Proteins function in living organisms as enzymes, antibodies, sensors, and transporters, among myriad other roles. The understanding of protein functions has great implications for the study of biological and medical sciences. It has been widely accepted that protein functions are largely determined by protein structures, and proteins with similar sequences tend to fold into similar structures. Thus, protein sequences and structures become the primary evidences used to find homologous proteins that share a common ancestry. Moreover, it is known that protein structures are more conserved than protein sequences over the course of evolution. Therefore, finding remote homologous proteins with limited sequence similarities becomes a fundamental yet challenging problem in computational biology, and it is also an indispensable step towards understanding protein functions.
Here, three different novel methods are presented for finding remote homologous proteins with different goals: (a) the PROtein STructure Alignment (PROSTA) family that automatically determines and aligns structures of protein pockets and interaction interfaces; (b) the ContactLib method that scans tens of thousands of protein structures for homologous structures in seconds; (c) the CMsearch method that simultaneously explore the protein sequence space and the protein structure space, and performs cross-modal search for homologous proteins. Multiple experiments on finding homologous proteins and protein structure prediction have been conducted showing significant performance improvements over state-of-the-art methods. Moreover, case studies where our method discovers, for the first time, structural similarities between pairs of functionally related protein-DNA complexes are presented.

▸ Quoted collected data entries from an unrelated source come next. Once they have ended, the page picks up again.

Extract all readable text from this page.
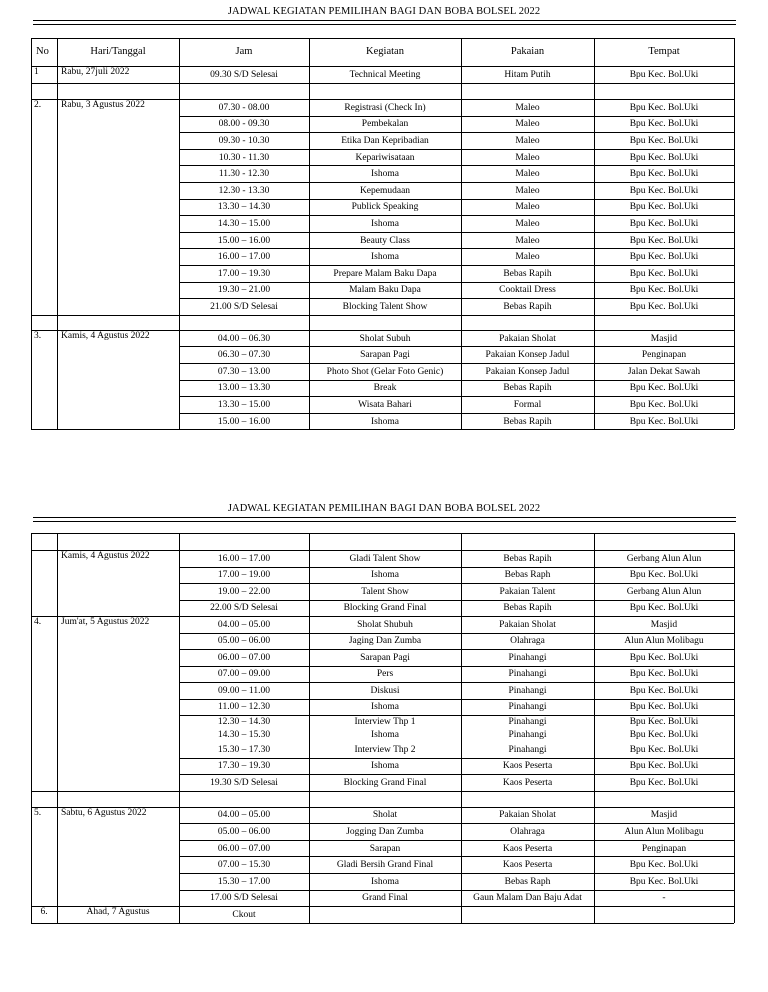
JADWAL KEGIATAN PEMILIHAN BAGI DAN BOBA BOLSEL 2022
No	Hari/Tanggal	Jam	Kegiatan	Pakaian	Tempat
1	Rabu, 27juli 2022	09.30 S/D Selesai	Technical Meeting	Hitam Putih	Bpu Kec. Bol.Uki
2.	Rabu, 3 Agustus 2022	07.30 - 08.00	Registrasi (Check In)	Maleo	Bpu Kec. Bol.Uki
08.00 - 09.30	Pembekalan	Maleo	Bpu Kec. Bol.Uki
09.30 - 10.30	Etika Dan Kepribadian	Maleo	Bpu Kec. Bol.Uki
10.30 - 11.30	Kepariwisataan	Maleo	Bpu Kec. Bol.Uki
11.30 - 12.30	Ishoma	Maleo	Bpu Kec. Bol.Uki
12.30 - 13.30	Kepemudaan	Maleo	Bpu Kec. Bol.Uki
13.30 – 14.30	Publick Speaking	Maleo	Bpu Kec. Bol.Uki
14.30 – 15.00	Ishoma	Maleo	Bpu Kec. Bol.Uki
15.00 – 16.00	Beauty Class	Maleo	Bpu Kec. Bol.Uki
16.00 – 17.00	Ishoma	Maleo	Bpu Kec. Bol.Uki
17.00 – 19.30	Prepare Malam Baku Dapa	Bebas Rapih	Bpu Kec. Bol.Uki
19.30 – 21.00	Malam Baku Dapa	Cooktail Dress	Bpu Kec. Bol.Uki
21.00 S/D Selesai	Blocking Talent Show	Bebas Rapih	Bpu Kec. Bol.Uki
3.	Kamis, 4 Agustus 2022	04.00 – 06.30	Sholat Subuh	Pakaian Sholat	Masjid
06.30 – 07.30	Sarapan Pagi	Pakaian Konsep Jadul	Penginapan
07.30 – 13.00	Photo Shot (Gelar Foto Genic)	Pakaian Konsep Jadul	Jalan Dekat Sawah
13.00 – 13.30	Break	Bebas Rapih	Bpu Kec. Bol.Uki
13.30 – 15.00	Wisata Bahari	Formal	Bpu Kec. Bol.Uki
15.00 – 16.00	Ishoma	Bebas Rapih	Bpu Kec. Bol.Uki
JADWAL KEGIATAN PEMILIHAN BAGI DAN BOBA BOLSEL 2022
Kamis, 4 Agustus 2022	16.00 – 17.00	Gladi Talent Show	Bebas Rapih	Gerbang Alun Alun
17.00 – 19.00	Ishoma	Bebas Raph	Bpu Kec. Bol.Uki
19.00 – 22.00	Talent Show	Pakaian Talent	Gerbang Alun Alun
22.00 S/D Selesai	Blocking Grand Final	Bebas Rapih	Bpu Kec. Bol.Uki
4.	Jum'at, 5 Agustus 2022	04.00 – 05.00	Sholat Shubuh	Pakaian Sholat	Masjid
05.00 – 06.00	Jaging Dan Zumba	Olahraga	Alun Alun Molibagu
06.00 – 07.00	Sarapan Pagi	Pinahangi	Bpu Kec. Bol.Uki
07.00 – 09.00	Pers	Pinahangi	Bpu Kec. Bol.Uki
09.00 – 11.00	Diskusi	Pinahangi	Bpu Kec. Bol.Uki
11.00 – 12.30	Ishoma	Pinahangi	Bpu Kec. Bol.Uki
12.30 – 14.30	Interview Thp 1	Pinahangi	Bpu Kec. Bol.Uki
14.30 – 15.30	Ishoma	Pinahangi	Bpu Kec. Bol.Uki
15.30 – 17.30	Interview Thp 2	Pinahangi	Bpu Kec. Bol.Uki
17.30 – 19.30	Ishoma	Kaos Peserta	Bpu Kec. Bol.Uki
19.30 S/D Selesai	Blocking Grand Final	Kaos Peserta	Bpu Kec. Bol.Uki
5.	Sabtu, 6 Agustus 2022	04.00 – 05.00	Sholat	Pakaian Sholat	Masjid
05.00 – 06.00	Jogging Dan Zumba	Olahraga	Alun Alun Molibagu
06.00 – 07.00	Sarapan	Kaos Peserta	Penginapan
07.00 – 15.30	Gladi Bersih Grand Final	Kaos Peserta	Bpu Kec. Bol.Uki
15.30 – 17.00	Ishoma	Bebas Raph	Bpu Kec. Bol.Uki
17.00 S/D Selesai	Grand Final	Gaun Malam Dan Baju Adat	-
6.	Ahad, 7 Agustus	Ckout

Dr. Xuefeng Cui is currently a Post-Doc Fellow at the Computational Bioscience Research Centre (CBRC) and the Computer, Electrical and Mathematical Science and Engineering (CEMSE) division, the King Abdullah University of Science and Technology, Saudi Arabia. Dr. Cui obtained his bachelor degree, master degree and Ph.D. degree at the David R. Cheriton School of Computer Science, the University of Waterloo, Canada. His research interests include finding homologous genes, finding homologous protein, General Purpose GPU (GPGPU) algorithms, and applied machine learning. His outstanding research work has been published in top journals and top conferences in computational biology.